Maroc : Les entraves à la liberté d'expression des minorités religieuses [Rapport]

Les membres des minorités religieuses au Maroc se plaignent de restrictions sur leur liberté d’exprimer leurs croyances et opinions, que ce soit de la part des autorités officielles ou en raison de pressions sociales.

La liberté d’expression est un droit fondamental de l’Homme, dont chacun devrait jouir, indépendamment de ses croyances religieuses. Ce droit permet aux minorités religieuses d’exprimer leurs opinions et de pratiquer leurs rites religieux sans crainte de discrimination ou de harcèlement. La constitution marocaine garantit ce droit pour tous, cependant, les minorités religieuses rencontrent des défis particuliers dans son exercice. Bien qu’il n’y ait pas de restrictions explicites qui l’empêchent, certaines lois peuvent être utilisées de manière sélective pour restreindre les personnes ayant des croyances différentes.

Obtenir des statistiques précises sur les minorités religieuses au Maroc est difficile ; les rapports du département d’État américain sur la liberté religieuse dans le monde sont parmi les rares sources qui fournissent des statistiques bien qu’approximatives. Dans le dernier rapport annuel, il est mentionné que 99% des Marocains sont sunnites et moins de 0.1% de la population est chiite. Les groupes qui représentent collectivement moins de 1% incluent les chrétiens, les juifs, les bahaïs et les ahmadis. Les sunnites et les juifs (environ 3500 juifs, la plupart vivant à Casablanca) sont les seules communautés religieuses reconnues dans la constitution marocaine.

Liberté d’expression pour les chiites marocains : restrictions et pressions

Selon le rapport du département d’État américain, les leaders chiites au Maroc parlent de plusieurs milliers de citoyens marocains qui suivent le chiisme, principalement dans les villes du nord, en plus d’environ 1000 à 2000 chiites étrangers résidant, venant du Liban, de Syrie et d’Irak.

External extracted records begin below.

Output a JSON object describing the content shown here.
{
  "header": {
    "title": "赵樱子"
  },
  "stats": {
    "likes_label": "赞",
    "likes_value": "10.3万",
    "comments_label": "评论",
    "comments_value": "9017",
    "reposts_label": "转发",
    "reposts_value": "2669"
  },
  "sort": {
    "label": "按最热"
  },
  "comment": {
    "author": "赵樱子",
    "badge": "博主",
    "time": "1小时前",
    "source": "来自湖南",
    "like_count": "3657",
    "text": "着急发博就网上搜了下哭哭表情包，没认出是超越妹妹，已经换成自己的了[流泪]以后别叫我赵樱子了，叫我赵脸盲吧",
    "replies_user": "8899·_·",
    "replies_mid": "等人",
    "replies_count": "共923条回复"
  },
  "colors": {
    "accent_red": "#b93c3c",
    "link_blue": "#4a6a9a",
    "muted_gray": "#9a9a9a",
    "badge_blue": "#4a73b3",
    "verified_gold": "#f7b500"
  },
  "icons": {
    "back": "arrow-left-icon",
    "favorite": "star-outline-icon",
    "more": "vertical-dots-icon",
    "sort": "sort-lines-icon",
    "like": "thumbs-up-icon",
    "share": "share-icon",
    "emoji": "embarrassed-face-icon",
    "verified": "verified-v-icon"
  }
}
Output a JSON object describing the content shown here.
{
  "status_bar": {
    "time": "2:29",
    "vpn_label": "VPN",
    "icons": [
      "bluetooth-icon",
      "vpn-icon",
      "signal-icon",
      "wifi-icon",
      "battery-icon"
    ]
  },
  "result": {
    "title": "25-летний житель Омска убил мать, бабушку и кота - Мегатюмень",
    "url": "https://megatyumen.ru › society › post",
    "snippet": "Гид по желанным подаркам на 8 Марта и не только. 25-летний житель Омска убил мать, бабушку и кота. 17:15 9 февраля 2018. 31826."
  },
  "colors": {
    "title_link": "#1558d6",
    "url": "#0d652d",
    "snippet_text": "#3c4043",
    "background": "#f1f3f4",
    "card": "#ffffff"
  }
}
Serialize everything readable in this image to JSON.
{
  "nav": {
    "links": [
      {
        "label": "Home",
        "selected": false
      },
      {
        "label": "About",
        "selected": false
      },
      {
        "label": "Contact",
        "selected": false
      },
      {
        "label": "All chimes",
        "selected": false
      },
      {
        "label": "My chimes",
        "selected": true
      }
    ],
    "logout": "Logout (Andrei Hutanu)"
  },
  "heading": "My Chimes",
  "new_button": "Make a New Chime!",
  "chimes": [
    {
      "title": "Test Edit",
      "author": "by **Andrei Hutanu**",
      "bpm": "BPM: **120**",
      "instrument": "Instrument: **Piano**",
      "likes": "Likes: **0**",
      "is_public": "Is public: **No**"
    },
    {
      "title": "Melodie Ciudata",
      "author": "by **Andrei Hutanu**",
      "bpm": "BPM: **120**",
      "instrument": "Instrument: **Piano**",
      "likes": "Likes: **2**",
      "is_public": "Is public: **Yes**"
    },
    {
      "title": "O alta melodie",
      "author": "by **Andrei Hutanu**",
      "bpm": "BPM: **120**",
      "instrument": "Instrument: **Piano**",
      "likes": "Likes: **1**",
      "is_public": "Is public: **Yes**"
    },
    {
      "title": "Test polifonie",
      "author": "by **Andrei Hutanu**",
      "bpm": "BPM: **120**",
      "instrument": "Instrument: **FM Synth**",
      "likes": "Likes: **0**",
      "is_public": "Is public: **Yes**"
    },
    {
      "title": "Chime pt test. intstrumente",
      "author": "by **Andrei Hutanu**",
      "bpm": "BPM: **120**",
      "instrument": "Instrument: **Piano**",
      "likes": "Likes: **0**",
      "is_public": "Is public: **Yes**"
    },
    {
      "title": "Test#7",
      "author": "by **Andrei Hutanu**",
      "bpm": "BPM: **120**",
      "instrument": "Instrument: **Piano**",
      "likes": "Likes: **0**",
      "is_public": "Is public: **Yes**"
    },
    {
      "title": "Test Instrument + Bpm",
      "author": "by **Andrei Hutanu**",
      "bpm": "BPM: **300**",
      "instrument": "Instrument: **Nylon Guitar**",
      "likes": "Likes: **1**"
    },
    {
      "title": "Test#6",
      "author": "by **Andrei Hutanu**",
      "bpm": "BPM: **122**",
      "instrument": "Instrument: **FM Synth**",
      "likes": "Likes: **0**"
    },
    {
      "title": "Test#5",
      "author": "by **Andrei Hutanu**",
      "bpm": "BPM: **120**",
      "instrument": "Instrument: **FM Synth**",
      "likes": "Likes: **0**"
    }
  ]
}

En 2016, les chiites marocains ont tenté de créer une association sous le nom de «Ressalis progressistes», mais les autorités administratives de la ville de Tétouan ont refusé de recevoir le dossier de déclaration de l’association. Quelques mois plus tard, le président de l’association non reconnue a été arrêté et condamné à une année de prison ferme pour «détournement de fonds publics» d’une institution bancaire, tandis que les membres de l’association disent que son procès était dû à ses positions et opinions.

Après cela, la manifestation des chiites marocains s’est limitée aux réseaux sociaux, à travers des pages et des groupes fermés dédiés aux discussions autour de leurs idées et orientations spirituelles.

Dans une déclaration que nous a confiée un chiite marocain qui a requis l’anonymat, il affirme qu’en ce qui concerne la liberté d’expression, «il y a des restrictions et des pressions, surtout lorsqu’il s’agit de toucher ou de remettre en question les fondements de la légitimité de l’État». Il ajoute «en raison de l’ignorance et de la désinformation, la société se révolte toujours contre toute pensée ou orientation, simplement parce que les médias la déprécient».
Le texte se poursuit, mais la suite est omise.